Which means for our asset as example:
  • Compared with the benchmark SPY (8.41 ) in the period of the last 5 years, the Ulcer Index of 17 of iShares MSCI Sweden ETF is larger, thus worse.
  • Compared with SPY (3.63 ) in the period of the last 3 years, the Ulcer Index of 6.25 is greater, thus worse.

MaxDD:

'Maximum drawdown is defined as the peak-to-trough decline of an investment during a specific period. It is usually quoted as a percentage of the peak value. The maximum drawdown can be calculated based on absolute returns, in order to identify strategies that suffer less during market downturns, such as low-volatility strategies. However, the maximum drawdown can also be calculated based on returns relative to a benchmark index, for identifying strategies that show steady outperformance over time.'

Using this definition on our asset we see for example:
  • The maximum reduction from previous high over 5 years of iShares MSCI Sweden ETF is -42.3 days, which is lower, thus worse compared to the benchmark SPY (-24.5 days) in the same period.
  • During the last 3 years, the maximum reduction from previous high is -17.8 days, which is greater, thus better than the value of -18.8 days from the benchmark.

MaxDuration:

'The Drawdown Duration is the length of any peak to peak period, or the time between new equity highs. The Max Drawdown Duration is the worst (the maximum/longest) amount of time an investment has seen between peaks (equity highs) in days.'

Applying this definition to our asset in some examples:
  • Looking at the maximum days under water of 880 days in the last 5 years of iShares MSCI Sweden ETF, we see it is relatively greater, thus worse in comparison to the benchmark SPY (488 days)
  • Looking at maximum time in days below previous high water mark in of 153 days in the period of the last 3 years, we see it is relatively larger, thus worse in comparison to SPY (87 days).

AveDuration:

'The Drawdown Duration is the length of any peak to peak period, or the time between new equity highs.

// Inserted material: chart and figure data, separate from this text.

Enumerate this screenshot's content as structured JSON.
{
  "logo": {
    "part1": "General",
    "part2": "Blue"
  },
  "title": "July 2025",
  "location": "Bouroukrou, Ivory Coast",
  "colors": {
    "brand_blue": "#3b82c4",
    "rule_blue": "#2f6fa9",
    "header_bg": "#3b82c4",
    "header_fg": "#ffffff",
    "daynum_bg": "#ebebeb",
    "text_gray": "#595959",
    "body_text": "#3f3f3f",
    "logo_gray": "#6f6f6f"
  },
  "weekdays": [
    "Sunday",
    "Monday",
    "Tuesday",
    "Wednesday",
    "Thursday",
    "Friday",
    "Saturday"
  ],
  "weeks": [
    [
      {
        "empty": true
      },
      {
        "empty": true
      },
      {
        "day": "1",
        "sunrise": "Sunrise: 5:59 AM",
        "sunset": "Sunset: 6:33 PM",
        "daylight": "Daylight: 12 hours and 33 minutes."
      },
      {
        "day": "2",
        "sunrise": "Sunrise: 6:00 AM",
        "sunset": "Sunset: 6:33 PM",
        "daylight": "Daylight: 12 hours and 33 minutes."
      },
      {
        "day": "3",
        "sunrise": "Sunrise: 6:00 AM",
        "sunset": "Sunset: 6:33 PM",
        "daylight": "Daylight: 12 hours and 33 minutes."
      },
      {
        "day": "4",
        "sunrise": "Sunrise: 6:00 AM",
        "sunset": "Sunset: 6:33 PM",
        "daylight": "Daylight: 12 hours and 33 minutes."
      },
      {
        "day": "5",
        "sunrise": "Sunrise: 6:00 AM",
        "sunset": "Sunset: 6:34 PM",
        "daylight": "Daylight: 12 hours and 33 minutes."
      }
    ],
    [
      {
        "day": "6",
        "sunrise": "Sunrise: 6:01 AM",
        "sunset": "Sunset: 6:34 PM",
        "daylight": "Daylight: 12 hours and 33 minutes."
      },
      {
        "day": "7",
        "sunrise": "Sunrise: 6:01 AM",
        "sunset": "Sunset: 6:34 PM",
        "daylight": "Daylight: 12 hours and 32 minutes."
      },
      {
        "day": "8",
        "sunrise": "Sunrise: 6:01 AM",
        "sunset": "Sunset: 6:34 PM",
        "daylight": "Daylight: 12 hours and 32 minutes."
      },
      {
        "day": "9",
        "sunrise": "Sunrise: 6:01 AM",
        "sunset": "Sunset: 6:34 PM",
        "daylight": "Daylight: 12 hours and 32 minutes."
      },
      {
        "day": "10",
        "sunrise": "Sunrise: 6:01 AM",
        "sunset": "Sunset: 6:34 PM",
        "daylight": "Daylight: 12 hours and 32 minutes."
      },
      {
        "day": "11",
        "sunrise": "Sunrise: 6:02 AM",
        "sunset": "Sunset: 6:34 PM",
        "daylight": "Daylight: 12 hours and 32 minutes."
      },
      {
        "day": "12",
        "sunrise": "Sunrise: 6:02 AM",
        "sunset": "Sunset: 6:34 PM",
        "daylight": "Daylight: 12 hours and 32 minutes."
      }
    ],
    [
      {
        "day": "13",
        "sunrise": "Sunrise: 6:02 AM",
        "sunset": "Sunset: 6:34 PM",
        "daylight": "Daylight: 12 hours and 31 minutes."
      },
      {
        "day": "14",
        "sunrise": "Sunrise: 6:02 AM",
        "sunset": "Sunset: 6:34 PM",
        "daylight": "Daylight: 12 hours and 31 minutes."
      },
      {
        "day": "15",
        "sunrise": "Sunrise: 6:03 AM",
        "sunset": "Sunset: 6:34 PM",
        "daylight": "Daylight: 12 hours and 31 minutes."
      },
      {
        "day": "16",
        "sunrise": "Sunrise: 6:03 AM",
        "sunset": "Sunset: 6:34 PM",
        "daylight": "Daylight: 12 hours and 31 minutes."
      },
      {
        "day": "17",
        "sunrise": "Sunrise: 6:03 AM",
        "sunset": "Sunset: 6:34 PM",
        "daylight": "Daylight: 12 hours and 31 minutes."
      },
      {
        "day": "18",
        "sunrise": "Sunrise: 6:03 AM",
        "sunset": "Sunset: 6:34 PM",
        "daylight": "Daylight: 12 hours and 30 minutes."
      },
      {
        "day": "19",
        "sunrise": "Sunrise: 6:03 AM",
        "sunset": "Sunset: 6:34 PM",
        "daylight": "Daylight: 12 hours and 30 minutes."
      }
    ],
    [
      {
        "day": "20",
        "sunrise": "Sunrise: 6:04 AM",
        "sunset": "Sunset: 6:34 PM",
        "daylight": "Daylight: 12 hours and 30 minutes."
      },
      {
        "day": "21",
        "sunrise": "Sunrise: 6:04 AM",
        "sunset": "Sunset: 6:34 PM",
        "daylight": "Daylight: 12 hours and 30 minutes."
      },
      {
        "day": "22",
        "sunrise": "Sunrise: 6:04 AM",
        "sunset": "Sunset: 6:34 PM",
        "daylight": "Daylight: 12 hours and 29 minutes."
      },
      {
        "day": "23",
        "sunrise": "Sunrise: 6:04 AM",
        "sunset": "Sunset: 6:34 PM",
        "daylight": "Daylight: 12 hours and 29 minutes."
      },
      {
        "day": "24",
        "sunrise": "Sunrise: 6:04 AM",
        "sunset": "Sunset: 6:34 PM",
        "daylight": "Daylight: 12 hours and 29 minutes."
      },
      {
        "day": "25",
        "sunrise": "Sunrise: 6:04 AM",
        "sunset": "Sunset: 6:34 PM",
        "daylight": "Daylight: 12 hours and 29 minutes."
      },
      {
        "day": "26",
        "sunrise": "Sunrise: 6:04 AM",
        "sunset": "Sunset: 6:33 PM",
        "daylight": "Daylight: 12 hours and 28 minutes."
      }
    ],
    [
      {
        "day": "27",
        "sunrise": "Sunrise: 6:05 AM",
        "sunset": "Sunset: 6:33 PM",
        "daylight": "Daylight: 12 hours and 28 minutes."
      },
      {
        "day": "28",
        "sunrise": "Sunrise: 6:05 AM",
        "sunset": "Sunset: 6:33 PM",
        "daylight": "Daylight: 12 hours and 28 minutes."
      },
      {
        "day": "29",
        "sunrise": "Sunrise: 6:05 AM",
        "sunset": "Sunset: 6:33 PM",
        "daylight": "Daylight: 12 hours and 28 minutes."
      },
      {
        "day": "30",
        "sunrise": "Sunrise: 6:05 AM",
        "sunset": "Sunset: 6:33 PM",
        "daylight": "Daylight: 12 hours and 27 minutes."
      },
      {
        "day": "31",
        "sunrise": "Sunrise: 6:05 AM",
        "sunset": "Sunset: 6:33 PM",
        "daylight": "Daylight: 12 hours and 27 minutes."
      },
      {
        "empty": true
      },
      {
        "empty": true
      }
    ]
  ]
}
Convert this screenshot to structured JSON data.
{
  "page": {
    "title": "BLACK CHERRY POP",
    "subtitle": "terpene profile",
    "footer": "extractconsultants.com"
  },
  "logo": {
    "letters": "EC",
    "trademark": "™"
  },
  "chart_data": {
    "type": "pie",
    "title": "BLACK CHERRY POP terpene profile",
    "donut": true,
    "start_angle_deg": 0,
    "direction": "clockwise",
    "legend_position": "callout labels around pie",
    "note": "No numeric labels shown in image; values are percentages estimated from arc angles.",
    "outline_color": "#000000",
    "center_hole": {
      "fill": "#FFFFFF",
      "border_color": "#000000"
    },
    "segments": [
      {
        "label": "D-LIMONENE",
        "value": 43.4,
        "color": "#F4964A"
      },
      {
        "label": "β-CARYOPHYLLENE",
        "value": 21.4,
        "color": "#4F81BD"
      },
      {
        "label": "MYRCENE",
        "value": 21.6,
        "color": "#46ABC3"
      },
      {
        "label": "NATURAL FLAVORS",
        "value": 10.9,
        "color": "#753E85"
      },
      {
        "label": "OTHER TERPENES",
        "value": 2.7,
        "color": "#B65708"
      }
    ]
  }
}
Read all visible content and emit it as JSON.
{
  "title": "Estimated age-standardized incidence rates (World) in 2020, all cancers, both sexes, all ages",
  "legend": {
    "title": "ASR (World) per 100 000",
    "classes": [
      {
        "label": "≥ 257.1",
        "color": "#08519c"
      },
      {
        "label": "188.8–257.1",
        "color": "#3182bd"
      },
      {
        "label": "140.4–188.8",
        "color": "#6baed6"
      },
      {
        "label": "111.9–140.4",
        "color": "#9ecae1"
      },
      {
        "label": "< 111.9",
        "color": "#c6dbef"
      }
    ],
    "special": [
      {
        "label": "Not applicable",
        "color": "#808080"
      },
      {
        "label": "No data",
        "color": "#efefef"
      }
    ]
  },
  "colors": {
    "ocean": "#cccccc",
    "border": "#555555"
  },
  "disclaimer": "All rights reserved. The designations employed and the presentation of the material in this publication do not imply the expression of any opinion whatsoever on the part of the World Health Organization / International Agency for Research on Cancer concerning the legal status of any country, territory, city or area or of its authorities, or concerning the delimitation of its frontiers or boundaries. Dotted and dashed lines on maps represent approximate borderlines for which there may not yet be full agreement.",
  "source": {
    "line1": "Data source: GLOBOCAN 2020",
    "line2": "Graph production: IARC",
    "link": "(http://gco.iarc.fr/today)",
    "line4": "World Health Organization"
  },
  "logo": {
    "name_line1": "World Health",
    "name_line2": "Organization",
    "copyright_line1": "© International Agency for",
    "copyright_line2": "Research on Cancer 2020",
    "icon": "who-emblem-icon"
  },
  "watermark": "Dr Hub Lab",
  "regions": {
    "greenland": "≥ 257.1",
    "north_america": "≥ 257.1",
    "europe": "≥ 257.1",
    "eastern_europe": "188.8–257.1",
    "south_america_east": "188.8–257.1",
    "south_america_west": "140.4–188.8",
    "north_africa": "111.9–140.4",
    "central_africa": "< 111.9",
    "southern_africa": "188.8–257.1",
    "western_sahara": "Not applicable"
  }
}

The Avg Drawdown Duration is the average amount of time an investment has seen between peaks (equity highs), or in other terms the average of time under water of all drawdowns. So in contrast to the Maximum duration it does not measure only one drawdown event but calculates the average of all.'

Which means for our asset as example:
  • Looking at the average days under water of 330 days in the last 5 years of iShares MSCI Sweden ETF, we see it is relatively larger, thus worse in comparison to the benchmark SPY (121 days)
  • During the last 3 years, the average days below previous high is 35 days, which is higher, thus worse than the value of 21 days from the benchmark.

Performance (YTD)

Historical returns have been extended using synthetic data.

Allocations ()

Allocations

Returns (%)

  • Note that yearly returns do not equal the sum of monthly returns due to compounding.
  • Performance results of iShares MSCI Sweden ETF are hypothetical and do not account for slippage, fees or taxes.